Three faculty members of IIT-Kanpur’s biosciences department have already “managed to isolate the RNA extract of the virus,” deputy director Manindra Agrawal told The Indian Express on April 1. “They are in the process of sourcing a similar extract from IIT-Indore. We are hopeful of developing a possible vaccine in the next couple of months, which can then be tested in a clinical trial.”

In the meantime, basic hygiene is in focus. As sanitiser supplies run out, these institutions are making their own.

IIT-Roorkee manufactured over 150 litres of a herbal hand sanitiser that is now being distributed free on the campus. “It is imperative to maintain basic hygiene practices since there is no specific treatment or vaccine for the disease,” said Siddharth Sharma, a research scholar at IIT Roorkee’s centre of nanotechnology, who helped prepare the product.

Researchers at the IIT Kharagpur campus have also come up with two different alcohol-based hand sanitisers. The Ropar, Hyderabad, and Madras campuses, too, have begun producing their own.

Moreover, as India buckles up for stage 3, the community transmission period, of the pandemic, monitoring suspected cases and curtailing the spread is going to get trickier.

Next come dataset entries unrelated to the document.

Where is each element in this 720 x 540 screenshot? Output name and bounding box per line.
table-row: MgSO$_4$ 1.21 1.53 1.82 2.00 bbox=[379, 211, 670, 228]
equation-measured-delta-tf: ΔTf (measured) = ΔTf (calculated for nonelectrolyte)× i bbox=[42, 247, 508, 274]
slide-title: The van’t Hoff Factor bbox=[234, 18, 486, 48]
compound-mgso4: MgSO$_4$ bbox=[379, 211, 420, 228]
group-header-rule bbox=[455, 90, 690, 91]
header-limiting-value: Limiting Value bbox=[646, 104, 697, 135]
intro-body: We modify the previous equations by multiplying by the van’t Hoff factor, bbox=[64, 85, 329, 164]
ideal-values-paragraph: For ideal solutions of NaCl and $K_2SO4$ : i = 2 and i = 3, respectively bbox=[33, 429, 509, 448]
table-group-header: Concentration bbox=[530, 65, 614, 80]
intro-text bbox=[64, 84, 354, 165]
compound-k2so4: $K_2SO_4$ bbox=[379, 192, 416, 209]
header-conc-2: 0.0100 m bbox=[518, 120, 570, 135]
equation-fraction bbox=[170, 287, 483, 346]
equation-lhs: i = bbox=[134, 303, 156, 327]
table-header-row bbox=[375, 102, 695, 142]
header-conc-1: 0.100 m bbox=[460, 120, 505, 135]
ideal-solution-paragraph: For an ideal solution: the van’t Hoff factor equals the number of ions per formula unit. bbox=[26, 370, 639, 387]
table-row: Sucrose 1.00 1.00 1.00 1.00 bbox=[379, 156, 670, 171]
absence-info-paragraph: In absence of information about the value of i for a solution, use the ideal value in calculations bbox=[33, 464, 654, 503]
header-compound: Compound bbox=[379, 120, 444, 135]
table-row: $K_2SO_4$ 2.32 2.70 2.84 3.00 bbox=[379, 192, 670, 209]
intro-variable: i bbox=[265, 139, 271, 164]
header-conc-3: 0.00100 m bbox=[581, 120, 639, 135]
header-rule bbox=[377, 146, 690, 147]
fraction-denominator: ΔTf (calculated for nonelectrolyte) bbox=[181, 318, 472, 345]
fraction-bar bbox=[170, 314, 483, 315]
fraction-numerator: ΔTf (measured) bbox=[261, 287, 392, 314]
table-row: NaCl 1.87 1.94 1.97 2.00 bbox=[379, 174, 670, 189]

At IIT-Bombay, students and alumni have developed a mobile app called Corontine. It is based on geo-fencing, alerting the authorities if a carrier moves out of a quarantine zone. The app can generate alerts such as text messages and emails if the user moves out of the designated area. It also notifies authorities if a device is transmitting the same coordinates for too long so a call can be made to check the whereabouts of the person.

In Punjab, students at the IIT-Ropar campus, together with other engineers, came up with an app to warn users about suspected or confirmed Covid-19 carriers within two or three feet of them, as long as the other person has registered on the app, too. Ideally, it would also make it easier to trace who is coming in contact with whom.